Opinion
No. 1905.
December 29, 2009.
Order, Supreme Court, New York County (Doris Ling-Cohan, J.), entered April 9, 2009, which, in an action for property damage caused by a ruptured gas main, insofar as appealed from, granted plaintiff's motion to reargue and, upon reargument, denied defendant Keyspan Corporation's previously granted motion for summary judgment dismissing the complaint as against it, unanimously affirmed, without costs.
Cullen and Dykman LLP, Brooklyn (Patrick Neglia of counsel), for appellant.
Dunnington, Bartholow Miller LLP, New York (Carol A. Sigmond of counsel), for respondent.
Before: Andrias, J.P., Friedman, Acosta, DeGrasse and Román, JJ.
The motion court providently exercised its discretion in granting reargument ( see Sheridan v Very, Ltd., 56 AD3d 305; Security Pac. Natl. Bank v Evans, 31 AD3d 278, 281, appeal dismissed 8 NY3d 837).
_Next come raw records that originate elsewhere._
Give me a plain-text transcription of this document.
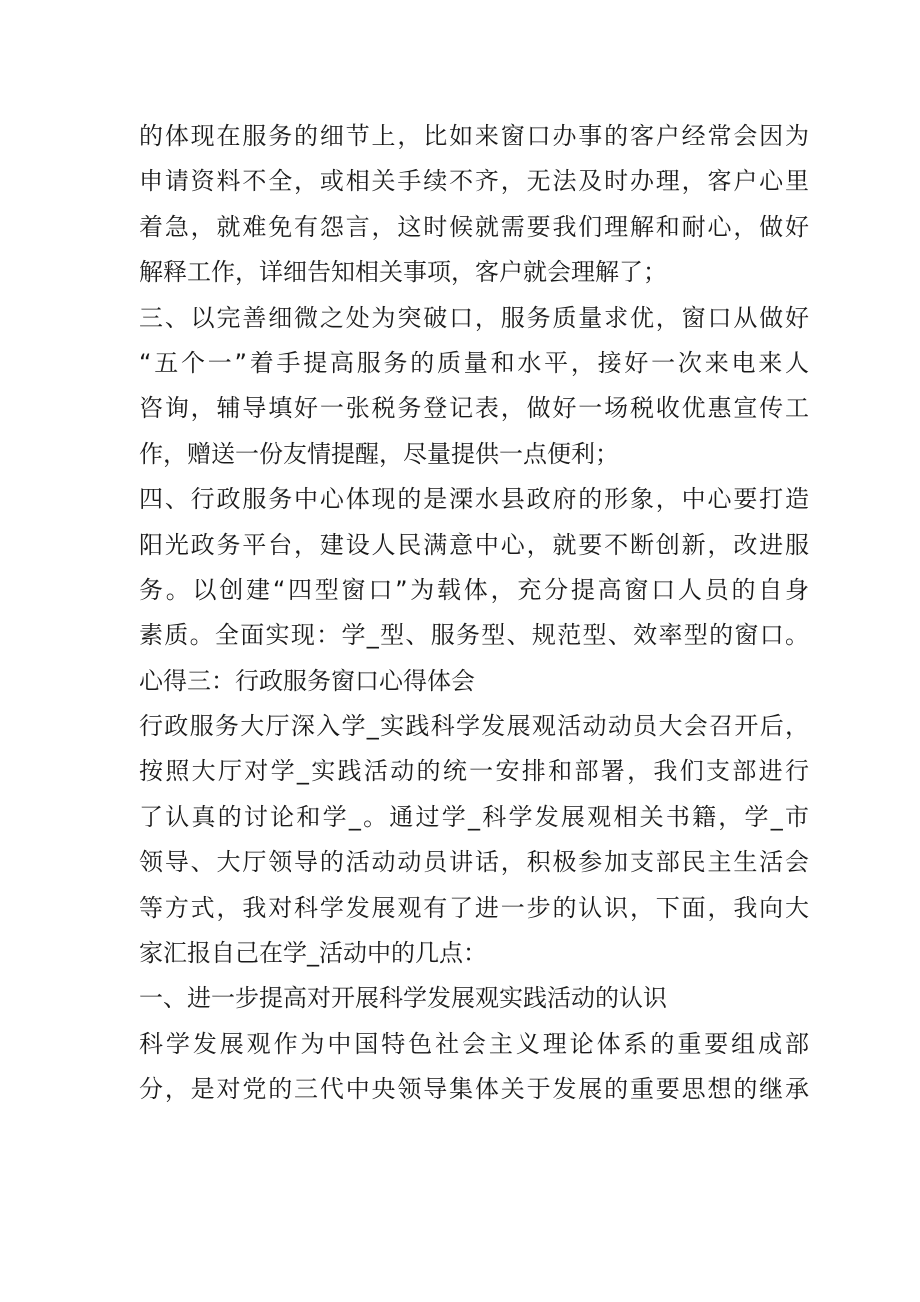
的体现在服务的细节上，比如来窗口办事的客户经常会因为
申请资料不全，或相关手续不齐，无法及时办理，客户心里
着急，就难免有怨言，这时候就需要我们理解和耐心，做好
解释工作，详细告知相关事项，客户就会理解了；
三、以完善细微之处为突破口，服务质量求优，窗口从做好
“五个一”着手提高服务的质量和水平，接好一次来电来人
咨询，辅导填好一张税务登记表，做好一场税收优惠宣传工
作，赠送一份友情提醒，尽量提供一点便利；
四、行政服务中心体现的是溧水县政府的形象，中心要打造
阳光政务平台，建设人民满意中心，就要不断创新，改进服
务。以创建“四型窗口”为载体，充分提高窗口人员的自身
素质。全面实现：学_型、服务型、规范型、效率型的窗口。
心得三：行政服务窗口心得体会
行政服务大厅深入学_实践科学发展观活动动员大会召开后，
按照大厅对学_实践活动的统一安排和部署，我们支部进行
了认真的讨论和学_。通过学_科学发展观相关书籍，学_市
领导、大厅领导的活动动员讲话，积极参加支部民主生活会
等方式，我对科学发展观有了进一步的认识，下面，我向大
家汇报自己在学_活动中的几点：
一、进一步提高对开展科学发展观实践活动的认识
科学发展观作为中国特色社会主义理论体系的重要组成部
分，是对党的三代中央领导集体关于发展的重要思想的继承
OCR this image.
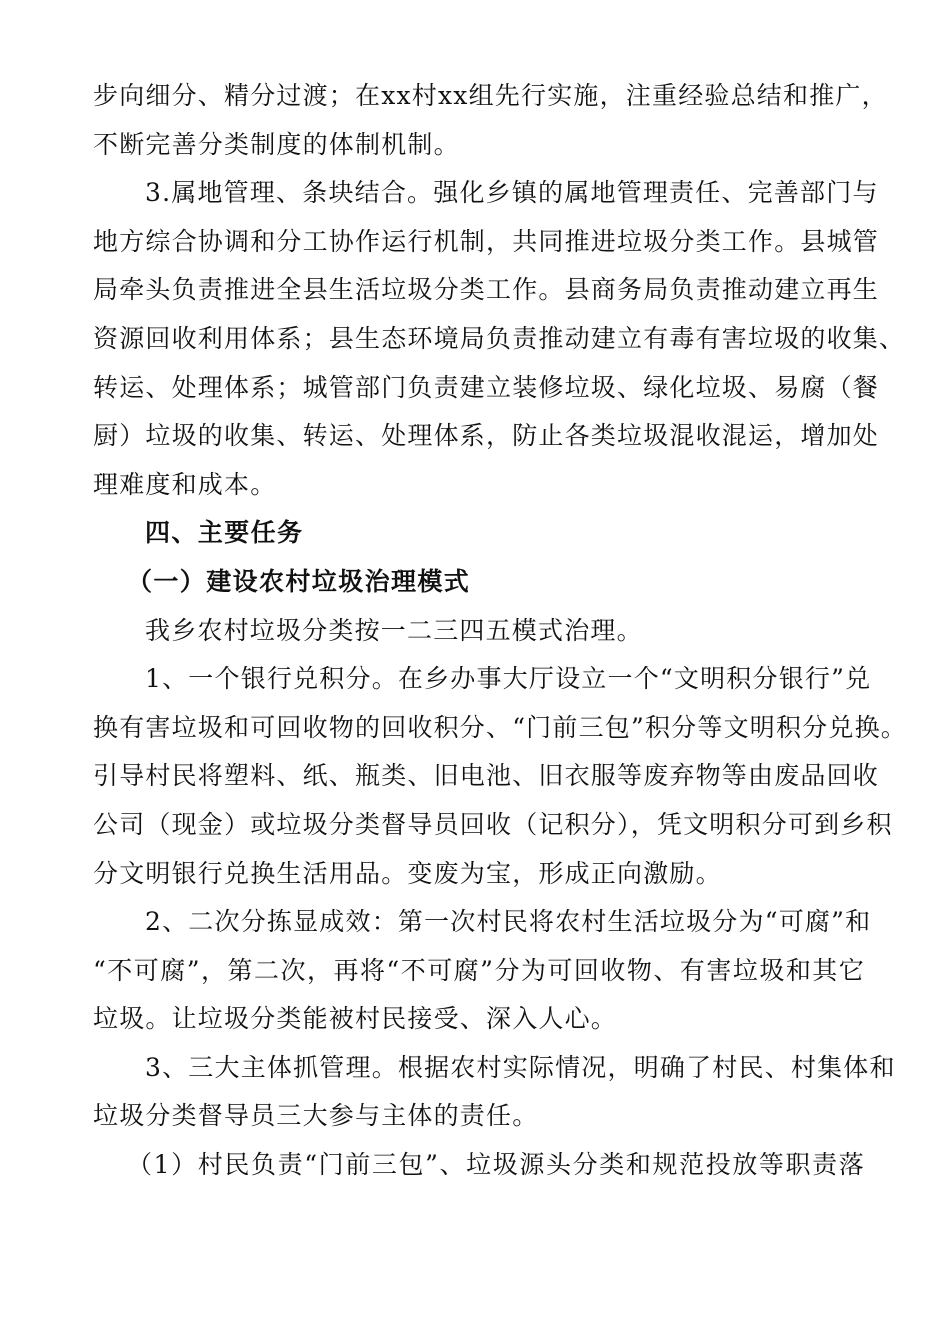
步向细分、精分过渡；在xx村xx组先行实施，注重经验总结和推广，
不断完善分类制度的体制机制。
3.属地管理、条块结合。强化乡镇的属地管理责任、完善部门与
地方综合协调和分工协作运行机制，共同推进垃圾分类工作。县城管
局牵头负责推进全县生活垃圾分类工作。县商务局负责推动建立再生
资源回收利用体系；县生态环境局负责推动建立有毒有害垃圾的收集、
转运、处理体系；城管部门负责建立装修垃圾、绿化垃圾、易腐（餐
厨）垃圾的收集、转运、处理体系，防止各类垃圾混收混运，增加处
理难度和成本。
四、主要任务
（一）建设农村垃圾治理模式
我乡农村垃圾分类按一二三四五模式治理。
1、一个银行兑积分。在乡办事大厅设立一个“文明积分银行”兑
换有害垃圾和可回收物的回收积分、“门前三包”积分等文明积分兑换。
引导村民将塑料、纸、瓶类、旧电池、旧衣服等废弃物等由废品回收
公司（现金）或垃圾分类督导员回收（记积分），凭文明积分可到乡积
分文明银行兑换生活用品。变废为宝，形成正向激励。
2、二次分拣显成效：第一次村民将农村生活垃圾分为“可腐”和
“不可腐”，第二次，再将“不可腐”分为可回收物、有害垃圾和其它
垃圾。让垃圾分类能被村民接受、深入人心。
3、三大主体抓管理。根据农村实际情况，明确了村民、村集体和
垃圾分类督导员三大参与主体的责任。
（1）村民负责“门前三包”、垃圾源头分类和规范投放等职责落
Keyspan was on notice of the theory alleging that it was negligent in failing to provide complete and accurate information as to the precise location of the ruptured gas line, since the theory had been advanced in the complaint of another party in the consolidated action, had been raised in plaintiff's opposition papers on the prior motion and had been the subject of extensive deposition testimony ( see Manhattan Ctr. for Early Learning Inc. v New York Child Resource Ctr., Inc., 59 AD3d 365; see also Ramos v Jake Realty Co., 21 AD3d 744, 745). Furthermore, the record demonstrates that there are triable issues of fact as to this theory of liability.
We have considered Keyspan's other contentions and find them unavailing.